Niacin, or vitamin B3, is a natural B vitamin found in food. If you consume an abundant supply of niacin-containing foods, you are unlikely to have any symptoms. Pharmacological preparations of niacin such as nicotinic acid or nicotinamide, however, have upper-level intake restrictions because they can cause toxicity symptoms, according to Oregon State University.
Upper-Level Intake
Food sources of niacin have not been shown to cause toxicity symptoms or side effects from large doses. Nicotinic acid and nicotinamide can cause flushing of your face, itching, gastrointestinal problems, vomiting and nausea if consumed in high doses. For this reason, you should not consume more than 35 mg of niacin supplements per day if you are a healthy adult. If you suffer a niacin deficiency, your doctor may prescribe higher doses than the upper limit to treat your condition.
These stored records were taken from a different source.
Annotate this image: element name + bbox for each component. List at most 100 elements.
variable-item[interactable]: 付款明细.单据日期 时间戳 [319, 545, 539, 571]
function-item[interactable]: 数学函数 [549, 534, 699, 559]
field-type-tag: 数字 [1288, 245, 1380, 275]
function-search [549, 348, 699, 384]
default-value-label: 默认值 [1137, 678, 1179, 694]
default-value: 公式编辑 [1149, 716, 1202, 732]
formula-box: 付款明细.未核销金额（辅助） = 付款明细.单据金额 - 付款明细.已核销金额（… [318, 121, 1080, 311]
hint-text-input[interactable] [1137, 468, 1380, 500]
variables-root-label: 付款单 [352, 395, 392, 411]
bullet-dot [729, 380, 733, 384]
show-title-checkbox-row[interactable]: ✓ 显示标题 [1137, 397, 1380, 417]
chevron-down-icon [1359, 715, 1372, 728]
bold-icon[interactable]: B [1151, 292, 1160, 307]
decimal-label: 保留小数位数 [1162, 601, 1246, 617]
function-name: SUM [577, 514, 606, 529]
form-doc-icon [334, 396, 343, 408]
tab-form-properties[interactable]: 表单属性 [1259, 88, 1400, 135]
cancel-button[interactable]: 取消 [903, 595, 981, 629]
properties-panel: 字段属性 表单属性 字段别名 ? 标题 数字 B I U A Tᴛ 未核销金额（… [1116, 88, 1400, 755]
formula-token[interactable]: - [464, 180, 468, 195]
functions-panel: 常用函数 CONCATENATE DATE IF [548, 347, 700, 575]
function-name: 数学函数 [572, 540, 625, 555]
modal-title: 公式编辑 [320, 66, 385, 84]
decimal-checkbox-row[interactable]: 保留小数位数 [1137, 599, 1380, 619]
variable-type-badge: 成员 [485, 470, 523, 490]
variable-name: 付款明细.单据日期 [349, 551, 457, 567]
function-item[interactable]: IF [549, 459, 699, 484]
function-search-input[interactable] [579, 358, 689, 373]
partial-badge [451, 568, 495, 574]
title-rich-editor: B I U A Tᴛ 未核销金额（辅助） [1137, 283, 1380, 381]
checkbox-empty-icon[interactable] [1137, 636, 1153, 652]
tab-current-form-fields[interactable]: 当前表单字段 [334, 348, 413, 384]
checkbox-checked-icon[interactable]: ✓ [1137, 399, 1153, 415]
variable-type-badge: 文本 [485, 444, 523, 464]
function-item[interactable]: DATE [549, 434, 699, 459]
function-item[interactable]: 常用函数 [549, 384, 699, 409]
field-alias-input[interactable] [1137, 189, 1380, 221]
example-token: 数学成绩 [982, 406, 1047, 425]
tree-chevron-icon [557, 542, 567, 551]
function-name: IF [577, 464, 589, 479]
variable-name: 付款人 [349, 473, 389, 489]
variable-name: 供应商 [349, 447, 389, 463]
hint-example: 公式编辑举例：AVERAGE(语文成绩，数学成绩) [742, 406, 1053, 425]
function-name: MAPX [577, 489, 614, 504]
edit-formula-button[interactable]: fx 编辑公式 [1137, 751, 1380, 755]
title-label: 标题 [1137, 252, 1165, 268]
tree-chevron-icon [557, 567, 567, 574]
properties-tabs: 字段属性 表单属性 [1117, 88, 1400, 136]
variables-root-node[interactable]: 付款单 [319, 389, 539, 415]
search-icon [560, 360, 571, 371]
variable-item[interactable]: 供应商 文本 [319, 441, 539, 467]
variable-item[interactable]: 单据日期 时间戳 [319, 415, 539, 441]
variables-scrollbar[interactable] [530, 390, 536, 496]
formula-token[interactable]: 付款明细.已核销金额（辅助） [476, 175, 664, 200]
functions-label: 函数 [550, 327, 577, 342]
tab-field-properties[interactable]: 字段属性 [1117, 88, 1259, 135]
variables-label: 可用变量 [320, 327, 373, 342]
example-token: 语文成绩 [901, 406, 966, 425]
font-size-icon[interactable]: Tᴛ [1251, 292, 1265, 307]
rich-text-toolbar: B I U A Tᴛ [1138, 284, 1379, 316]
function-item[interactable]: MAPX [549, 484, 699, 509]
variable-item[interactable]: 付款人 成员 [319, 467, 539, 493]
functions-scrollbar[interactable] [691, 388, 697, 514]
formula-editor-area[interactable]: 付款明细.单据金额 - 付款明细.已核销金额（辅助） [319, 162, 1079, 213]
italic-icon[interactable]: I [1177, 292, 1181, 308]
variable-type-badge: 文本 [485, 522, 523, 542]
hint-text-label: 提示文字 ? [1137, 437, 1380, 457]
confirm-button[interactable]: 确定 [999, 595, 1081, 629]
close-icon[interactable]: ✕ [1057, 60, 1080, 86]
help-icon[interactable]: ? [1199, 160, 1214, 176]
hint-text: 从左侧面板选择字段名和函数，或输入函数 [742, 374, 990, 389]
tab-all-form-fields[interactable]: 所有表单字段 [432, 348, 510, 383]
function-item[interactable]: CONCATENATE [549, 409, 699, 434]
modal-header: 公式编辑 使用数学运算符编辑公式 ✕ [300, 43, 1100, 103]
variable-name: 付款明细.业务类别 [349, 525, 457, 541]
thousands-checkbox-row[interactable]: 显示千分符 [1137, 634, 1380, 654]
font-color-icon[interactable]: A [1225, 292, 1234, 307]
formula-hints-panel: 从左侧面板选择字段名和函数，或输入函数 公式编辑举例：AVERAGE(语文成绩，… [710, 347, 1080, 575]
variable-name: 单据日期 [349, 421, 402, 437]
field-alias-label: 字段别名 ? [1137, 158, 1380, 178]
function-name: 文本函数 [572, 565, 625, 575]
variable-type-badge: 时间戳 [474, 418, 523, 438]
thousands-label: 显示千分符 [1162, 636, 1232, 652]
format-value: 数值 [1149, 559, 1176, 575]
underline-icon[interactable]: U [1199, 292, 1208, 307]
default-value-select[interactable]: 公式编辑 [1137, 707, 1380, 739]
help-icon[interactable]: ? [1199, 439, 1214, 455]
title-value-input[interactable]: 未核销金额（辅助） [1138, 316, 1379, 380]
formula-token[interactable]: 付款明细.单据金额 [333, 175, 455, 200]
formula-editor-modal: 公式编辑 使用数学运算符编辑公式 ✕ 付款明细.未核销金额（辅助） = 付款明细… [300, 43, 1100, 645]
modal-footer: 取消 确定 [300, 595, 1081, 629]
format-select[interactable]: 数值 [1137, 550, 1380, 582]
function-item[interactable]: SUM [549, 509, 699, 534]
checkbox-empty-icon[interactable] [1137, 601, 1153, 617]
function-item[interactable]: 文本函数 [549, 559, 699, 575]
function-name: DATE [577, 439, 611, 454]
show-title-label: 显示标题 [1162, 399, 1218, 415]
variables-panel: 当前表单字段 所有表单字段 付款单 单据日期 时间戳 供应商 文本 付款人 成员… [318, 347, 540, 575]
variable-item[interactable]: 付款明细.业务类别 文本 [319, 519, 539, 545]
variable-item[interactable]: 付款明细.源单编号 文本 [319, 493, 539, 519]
What Is the Proper Amount?
The recommended dietary allowance, or RDA, for natural niacin is 14 mg for adult females and 16 mg for adult males. This should come primarily from food sources such as poultry, nuts, dairy products, eggs, enriched breads and cereals, fish, lean meats and legumes. If you take a multivitamin that contains niacin or the entire B complex, avoid mega amounts and choose a supplement that is close to the RDA.
Why Take Niacin?
Niacin is an essential B vitamin, which means that your body is not able to make it on its own, but still requires it for optimal body physiology. Niacin helps certain enzymes function in your metabolism and it is used in your digestive system. It also maintains the health of your skin and it supports your nervous system. In addition, niacin can be used in the treatment of high cholesterol and pellagra or niacin deficiency.
Considerations
If you get your niacin from food, you most likely will not have any problems. Niacin from supplements can cause problems, so avoid large intakes. Nicotinamide is generally better tolerated than nicotinic acid, but both have the potential to cause side effects if you take them in large quantities. Therefore, you can ingest too much niacin, but if you limit your supplement intake to the RDA, you will avoid problems.